Furlan torce para fusão de Sadia e Perdigão ser oficializada

Valmir Zambrano, Portal Terra

COMANDATUBA - Falta pouco menos de um mês para o primeiro aniversário do anúncio da fusão entre duas gigantes brasileiras de alimentos, Sadia e Perdigão, mas até agora o casamento delas ainda não foi oficialmente aprovado pelos órgãos de defesa da concorrência do governo federal. "Estamos torcendo para que o processo seja aprovado em breve porque as duas empresas estão trabalhando em paralelo, sem poder fazer uma série de sinergias, por não termos a decisão do governo", afirmou Luiz Fernando Furlan, co-presidente do conselho de administração da Brasil Foods, nome surgido após a união de Perdigão e Sadia, anunciada em 19 de maio do ano passado.

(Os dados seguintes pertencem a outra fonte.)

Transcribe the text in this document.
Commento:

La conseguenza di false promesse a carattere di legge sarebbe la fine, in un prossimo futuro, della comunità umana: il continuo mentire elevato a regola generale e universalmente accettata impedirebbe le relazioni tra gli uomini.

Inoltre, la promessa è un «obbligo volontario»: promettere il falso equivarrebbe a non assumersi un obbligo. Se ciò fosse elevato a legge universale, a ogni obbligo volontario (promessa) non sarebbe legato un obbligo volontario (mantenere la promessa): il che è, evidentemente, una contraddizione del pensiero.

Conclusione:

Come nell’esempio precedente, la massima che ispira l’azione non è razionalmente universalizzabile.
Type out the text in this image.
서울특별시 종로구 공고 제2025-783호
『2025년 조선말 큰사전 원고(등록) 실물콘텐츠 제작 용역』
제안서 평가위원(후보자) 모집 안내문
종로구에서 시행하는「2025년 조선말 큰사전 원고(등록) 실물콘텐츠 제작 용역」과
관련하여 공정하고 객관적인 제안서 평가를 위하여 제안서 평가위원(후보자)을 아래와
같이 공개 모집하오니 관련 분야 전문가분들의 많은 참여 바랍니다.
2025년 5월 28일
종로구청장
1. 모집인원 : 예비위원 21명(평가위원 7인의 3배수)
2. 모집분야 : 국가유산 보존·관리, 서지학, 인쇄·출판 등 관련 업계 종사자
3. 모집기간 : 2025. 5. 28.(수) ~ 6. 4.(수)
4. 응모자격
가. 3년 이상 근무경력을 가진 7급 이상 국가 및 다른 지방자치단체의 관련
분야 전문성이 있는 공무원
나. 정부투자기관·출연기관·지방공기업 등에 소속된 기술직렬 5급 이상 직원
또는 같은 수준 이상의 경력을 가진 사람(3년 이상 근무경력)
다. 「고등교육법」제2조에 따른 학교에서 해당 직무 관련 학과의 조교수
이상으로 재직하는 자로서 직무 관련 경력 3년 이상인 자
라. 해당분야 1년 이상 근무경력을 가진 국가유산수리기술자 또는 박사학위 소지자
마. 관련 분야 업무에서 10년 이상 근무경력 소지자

Furlan fez sua declaração após palestra no 9º Fórum Empresarial, em Comandatuba, Bahia, nesta sexta-feira (23). "Temos colaborado com todas as informações necessárias para o avanço do processo. Agora só esperamos que o governo dê sua posição para podermos seguir com nossos planos", disse ele.

O empresário disse, porém, que apesar das economias que a empresa vem deixando de fazer, não está preocupado com a possibilidade de a aprovação ficar para depois da saída do presidente Luiz Inácio Lula da Silva, no fim deste ano. Isso porque Lula sempre foi um entusiasta da criação de grandes empresas nacionais, capazes de competir com as corporações transnacionais, mesmo que essas gigantes brasileiras sejam formadas na base de fusões.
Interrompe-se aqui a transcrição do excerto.